I was minded to hark back to 1988 this morning, when Enya's Orinoco Flow popped up on the ipod. As early adopters of this blog will know, I'm an Enya fan. I especially love this record.
It reminds me, actually, of not the best period of my life, where I was more or less homeless living on friend's floors until the flat I was going to move to became available. It sounds more dramatic than it was, as I never found myself on the streets as such, however I was often wondering where the next roof was likely to be. Thankfully this was only for a couple of months.

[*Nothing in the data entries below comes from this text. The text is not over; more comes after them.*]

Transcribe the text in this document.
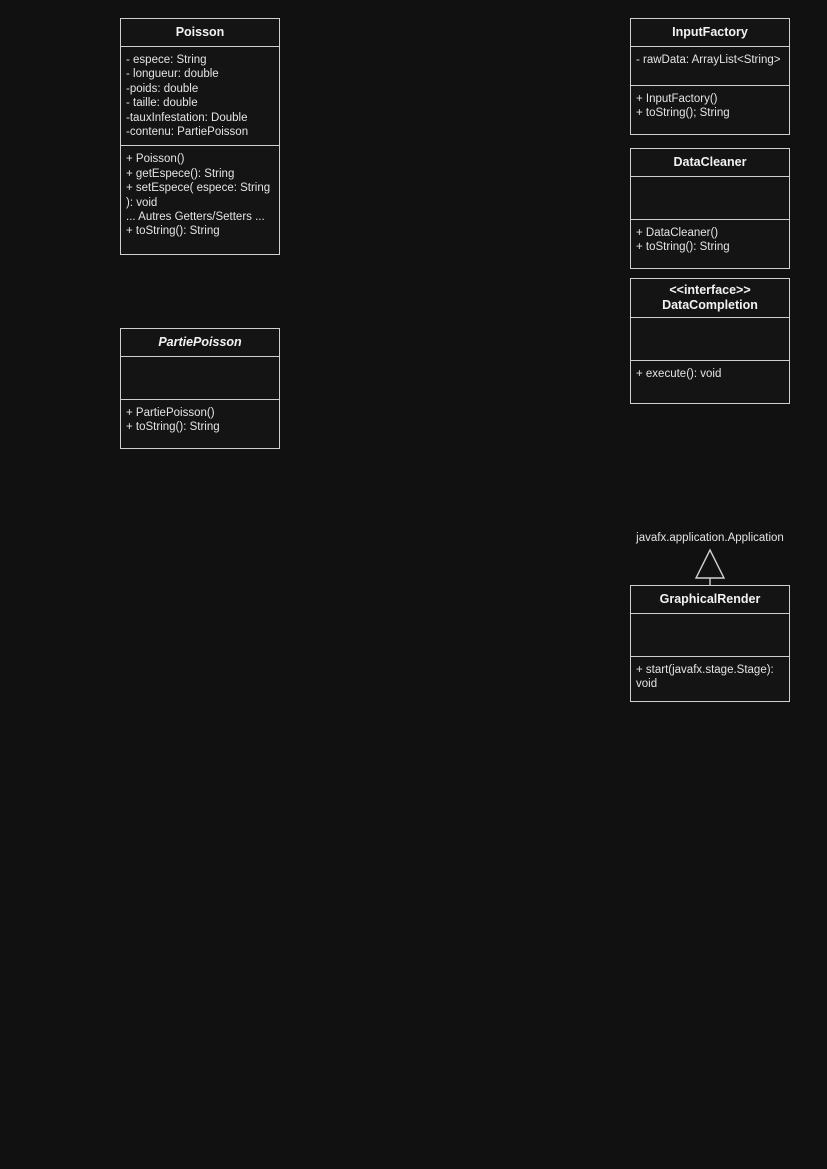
Poisson
- espece: String
- longueur: double
-poids: double
- taille: double
-tauxInfestation: Double
-contenu: PartiePoisson
+ Poisson()
+ getEspece(): String
+ setEspece( espece: String ): void
... Autres Getters/Setters ...
+ toString(): String
PartiePoisson
+ PartiePoisson()
+ toString(): String
InputFactory
- rawData: ArrayList<String>
+ InputFactory()
+ toString(); String
DataCleaner
+ DataCleaner()
+ toString(): String
<<interface>>
DataCompletion
+ execute(): void
javafx.application.Application
GraphicalRender
+ start(javafx.stage.Stage): void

This song, then, reminds me of flatsitting for a friend who'd won a competition prize of a two week holiday in Barbados. So while he sunned himself there, I got the flat that had no heating or hot water, no bathroom, over-looked a graveyard, with use of a washing machine owned by highly-strung woman upstairs (perhaps just piling in my washing without asking and accidentally picking up a screwdriver with that load meant she did have grounds to shout after me all the way to the Tube station). And it was in Leyton, east London. And it was cold. But it did have a gas fire and a big colour TV, and on this TV I first saw Enya doing Orinoco Flow, and instantly loved the song.

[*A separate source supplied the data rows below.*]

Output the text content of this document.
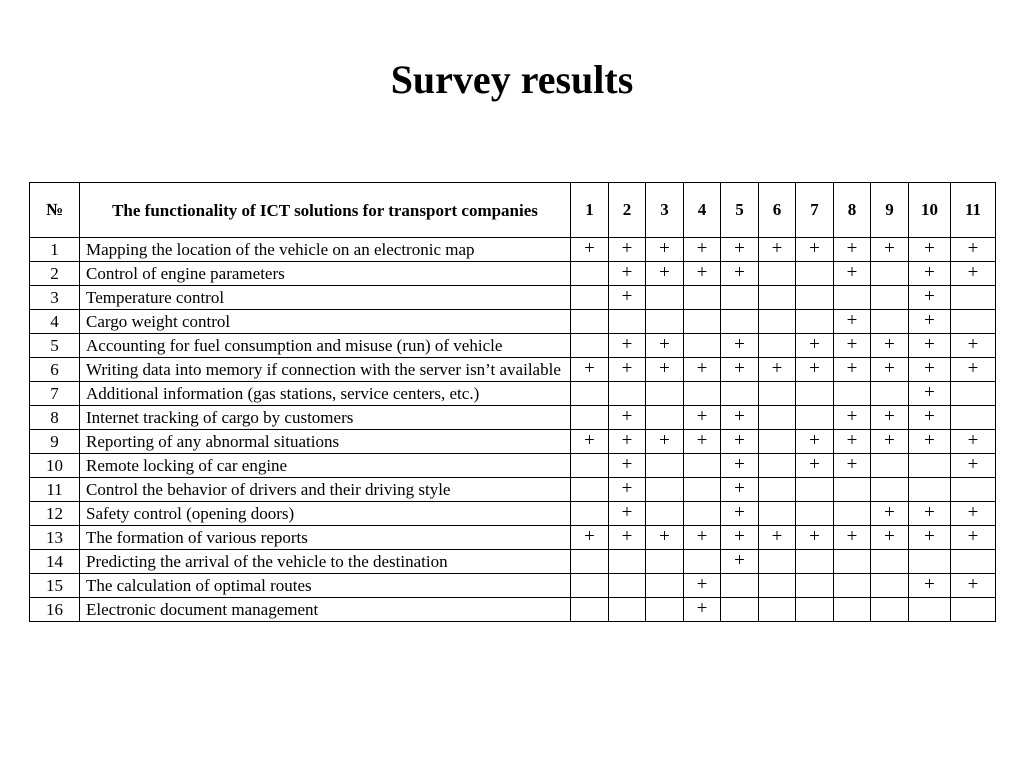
Survey results
№	The functionality of ICT solutions for transport companies	1	2	3	4	5	6	7	8	9	10	11
1	Mapping the location of the vehicle on an electronic map	+	+	+	+	+	+	+	+	+	+	+
2	Control of engine parameters		+	+	+	+			+		+	+
3	Temperature control		+								+	
4	Cargo weight control								+		+	
5	Accounting for fuel consumption and misuse (run) of vehicle		+	+		+		+	+	+	+	+
6	Writing data into memory if connection with the server isn’t available	+	+	+	+	+	+	+	+	+	+	+
7	Additional information (gas stations, service centers, etc.)										+	
8	Internet tracking of cargo by customers		+		+	+			+	+	+	
9	Reporting of any abnormal situations	+	+	+	+	+		+	+	+	+	+
10	Remote locking of car engine		+			+		+	+			+
11	Control the behavior of drivers and their driving style		+			+						
12	Safety control (opening doors)		+			+				+	+	+
13	The formation of various reports	+	+	+	+	+	+	+	+	+	+	+
14	Predicting the arrival of the vehicle to the destination					+						
15	The calculation of optimal routes				+						+	+
16	Electronic document management				+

So I went to my 1988 playlist and found other songs reminding me of this period: Need You Tonight by INXS, Je Ne Sais Pas Porquoi by Kylie, to name but a few. They do take me right back. I look back and marvel at how useless I was, knowing I had to leave one flat and find another, and not finding one but living on floors and getting on people's nerves. I lived all over London. In two months, I think I lived in five diferent places. This time 20 years ago all I had were the clothes I stood up in, with any possessions stashed all over town. God I was hopeless.
Nothing's changed. Just ask Mrs F-C.